Clay-component tiles are generally surrounded by sanded grout. Sometimes there will be a latex additive grout or a non-sanded grout or, in some situations, an epoxy or furan grout, but for the most part it will be placed in sanded grout. The juxtaposition of impervious tile set in sanded grout creates a difficult combination for the floor maintenance technician to maintain. The reasons are simple: on one hand you have the impervious tile that repels almost anything, on the other the very porous grout that collects everything. The fact that the grout is usually set lower than the tile adds to the rapid soiling of the grout lines.

Initially, penetrating sealer or impregnator is applied to the floor surface after the grout has dried, but before the floor is exposed to traffic. The sealer or impregnator will penetrate into the grout and the excess left on the tile will be wiped away by the technician. This provides a certain amount of protection to the grout and prevents the seal from remaining on the surface of the tile. After the seal has cured there is very little visual difference, and the floor looks natural. Although the grout is sealed and is for the most part protected, it is still porous and below the floor surface. Over a period of time soil will collect and it will become unsightly. The floor is cleaned and, at this point, the decision of whether to put floor finish on the floor or not is explored.

The reason for putting floor finish on a ceramic tile restroom often centers on appearance rather than functionality. The finish applied to the surface gives the floor a higher level of gloss. You are also putting a protective film over the surface that provides some additional protection. Directly after the application, the floor looks great and everyone is happy.

If the floor is maintained correctly on a regular basis, the floor finish on a ceramic tile can be maintained a very long time and look great. If the floor is not well maintained, it can be very frustrating to deal with. Sometimes the floor maintenance slips a little here and there. Scrubbing and recoating becomes a part of the maintenance cycle, and the soil that is not removed is encapsulated in the finish. Even worse, the floor finish that is applied will take the path of least resistance and end up in the grout lines along with the soil. The only solution is stripping and refinishing the floor.

When stripping and refinishing a ceramic tile floor, you come face to face with build-up of encapsulated soil in the grout lines. Through the process of many stripping cycles, it is even possible for the soil and the finish to be carried deep into the grout lines to a level that is almost unreachable. This is where the problem lies. Once the soil and the finish are deep into the grout, it is almost impossible to get it out without causing superficial or even severe damage to the grout. When the soiling is this bad, the surface of the grout is usually scraped away using razor scrappers, grout saws or just about any sharp object that will scrape away the afflicted area.

Once the floor is clean, more floor finish is applied, the process begins again and the cycle continues.

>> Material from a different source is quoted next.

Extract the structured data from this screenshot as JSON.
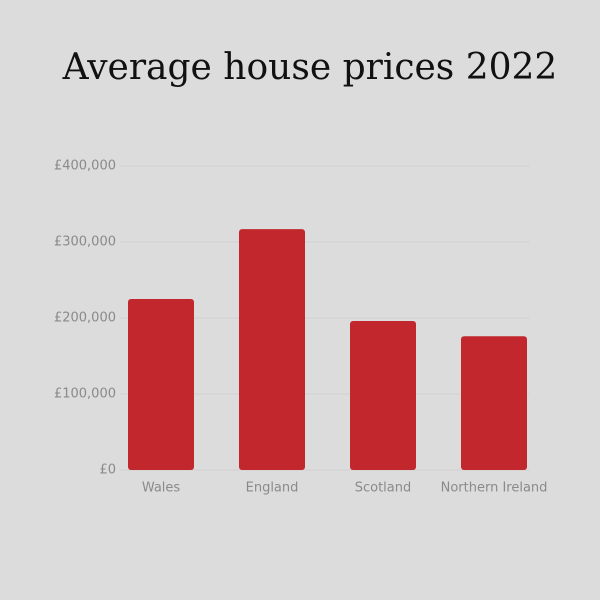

Over many years, the technician may find that there is not enough grout left to scrape; they may even scrape down to the spacers that separate the tiles. This is not good; the integrity of the floor is in jeopardy and at this point it may be necessary to replace the grout or the tile or both. Sometimes the floor can be saved by companies specializing in this area. Indeed, being able to correctly perform tile and grout replacement is a valuable skill, one that is readily available to technicians looking to get into that market.

The question still remains: should ceramic tile floors have finish applied to them or not? The answer to this question actually does not matter; there are those that support floor finish on ceramic tiles and those that do not. I assure you, you will be faced with this very scenario at some time in your career; the good thing is, there is a great market for those that can rectify the situation.